Contrainte de se réinventer pour survivre, l'Aïkido subit une mue profonde sous la direction de Ueshiba Kisshomaru, le fils du Fondateur. Fin politique, ce dernier sut camoufler les aspects les plus combatifs de la discipline, et mettre en avant ses valeurs éducatives et humanistes. Débarrassé de ses oripeaux guerriers, cette pratique redoutable fut le premier art martial à recevoir l'aval des forces d'occupation américaine. Paradoxalement, le discours pacifique et l'accent mis sur le développement personnel allaient rencontre un écho inattendu dans le Japon et le reste du monde.
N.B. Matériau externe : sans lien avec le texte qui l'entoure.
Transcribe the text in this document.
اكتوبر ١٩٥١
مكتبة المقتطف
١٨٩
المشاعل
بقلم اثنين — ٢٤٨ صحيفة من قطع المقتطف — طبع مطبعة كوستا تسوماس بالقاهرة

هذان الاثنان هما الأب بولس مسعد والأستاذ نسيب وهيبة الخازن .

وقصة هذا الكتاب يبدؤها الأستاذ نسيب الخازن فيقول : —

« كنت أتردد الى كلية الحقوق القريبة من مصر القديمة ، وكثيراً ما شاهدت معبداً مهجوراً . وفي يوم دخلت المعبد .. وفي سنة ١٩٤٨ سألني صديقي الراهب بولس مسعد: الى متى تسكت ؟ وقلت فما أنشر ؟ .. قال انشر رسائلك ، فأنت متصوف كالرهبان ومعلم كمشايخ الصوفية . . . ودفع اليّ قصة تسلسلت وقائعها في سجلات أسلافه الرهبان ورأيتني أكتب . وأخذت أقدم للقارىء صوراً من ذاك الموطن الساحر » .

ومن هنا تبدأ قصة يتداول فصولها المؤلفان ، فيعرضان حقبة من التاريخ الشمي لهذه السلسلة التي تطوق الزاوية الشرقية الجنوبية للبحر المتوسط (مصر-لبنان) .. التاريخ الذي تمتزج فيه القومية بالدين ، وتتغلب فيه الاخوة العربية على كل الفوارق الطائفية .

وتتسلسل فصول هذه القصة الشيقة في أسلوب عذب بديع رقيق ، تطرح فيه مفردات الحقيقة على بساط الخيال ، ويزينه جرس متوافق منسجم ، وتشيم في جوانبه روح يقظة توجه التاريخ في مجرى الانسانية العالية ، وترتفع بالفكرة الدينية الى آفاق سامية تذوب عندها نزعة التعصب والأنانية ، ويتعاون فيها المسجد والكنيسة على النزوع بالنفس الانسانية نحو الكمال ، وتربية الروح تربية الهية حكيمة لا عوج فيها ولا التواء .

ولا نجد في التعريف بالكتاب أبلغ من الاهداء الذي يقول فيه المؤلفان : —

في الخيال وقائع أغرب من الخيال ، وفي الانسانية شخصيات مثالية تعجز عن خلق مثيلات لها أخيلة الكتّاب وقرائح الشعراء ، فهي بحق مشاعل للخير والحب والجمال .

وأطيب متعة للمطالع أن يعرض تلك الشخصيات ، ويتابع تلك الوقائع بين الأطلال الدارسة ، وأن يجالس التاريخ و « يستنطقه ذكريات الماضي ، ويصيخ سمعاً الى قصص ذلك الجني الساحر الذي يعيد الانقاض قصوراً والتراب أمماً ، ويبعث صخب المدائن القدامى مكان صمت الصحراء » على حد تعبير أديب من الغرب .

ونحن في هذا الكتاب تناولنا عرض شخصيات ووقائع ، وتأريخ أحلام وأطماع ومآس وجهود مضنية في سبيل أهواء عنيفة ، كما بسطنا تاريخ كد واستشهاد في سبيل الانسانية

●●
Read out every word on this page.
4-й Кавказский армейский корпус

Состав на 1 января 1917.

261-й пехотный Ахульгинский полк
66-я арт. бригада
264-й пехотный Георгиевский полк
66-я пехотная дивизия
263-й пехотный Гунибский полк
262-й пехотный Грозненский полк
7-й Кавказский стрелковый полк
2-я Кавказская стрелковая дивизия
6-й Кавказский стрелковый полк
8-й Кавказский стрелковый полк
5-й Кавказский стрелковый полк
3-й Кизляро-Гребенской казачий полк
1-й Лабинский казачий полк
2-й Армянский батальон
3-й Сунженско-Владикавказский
Epuisés par les efforts de guerre, rejetant la violence et les discours militaristes, les japonais d'après-guerre allaient trouver dans cette discipline mise au goût du jour, un lien apaisé et sublimé avec leurs ancêtres idéalisés, les samouraïs. Le reste du monde quant à lui allait succomber à cet art mystérieux si plastique qu'il réunissait les tenants du Flower Power comme les pratiquants attirés par une méthode de self-défense efficace.
L'Aïkido aujourd'hui
Aujourd'hui l'Aïkido est l'une des disciplines de prédilection des classes moyennes et supérieures, comptant parmi ses pratiquants au Japon des cadres, dirigeants d'entreprises, ministres et ambassadeurs, et une proportion importante d'enseignants, médecins, journalistes, kinésithérapeutes, cadres et autres membres des CSP+ en France. Séduits par les mouvements élégants et les bienfaits physiques de l'Aïkido, ses adeptes sont aussi particulièrement sensibles à sa nature non-compétitive, et à son éthique pacifiste et non-violente. L'Aïkido a réussi le pari de transcender les techniques guerrières qui permettaient aux samouraïs de survivre en utilisant la force de leurs adversaires, en offrant à ses pratiquants une méthode permettant de vivre leur quotidien de façon plus intense et harmonieuse.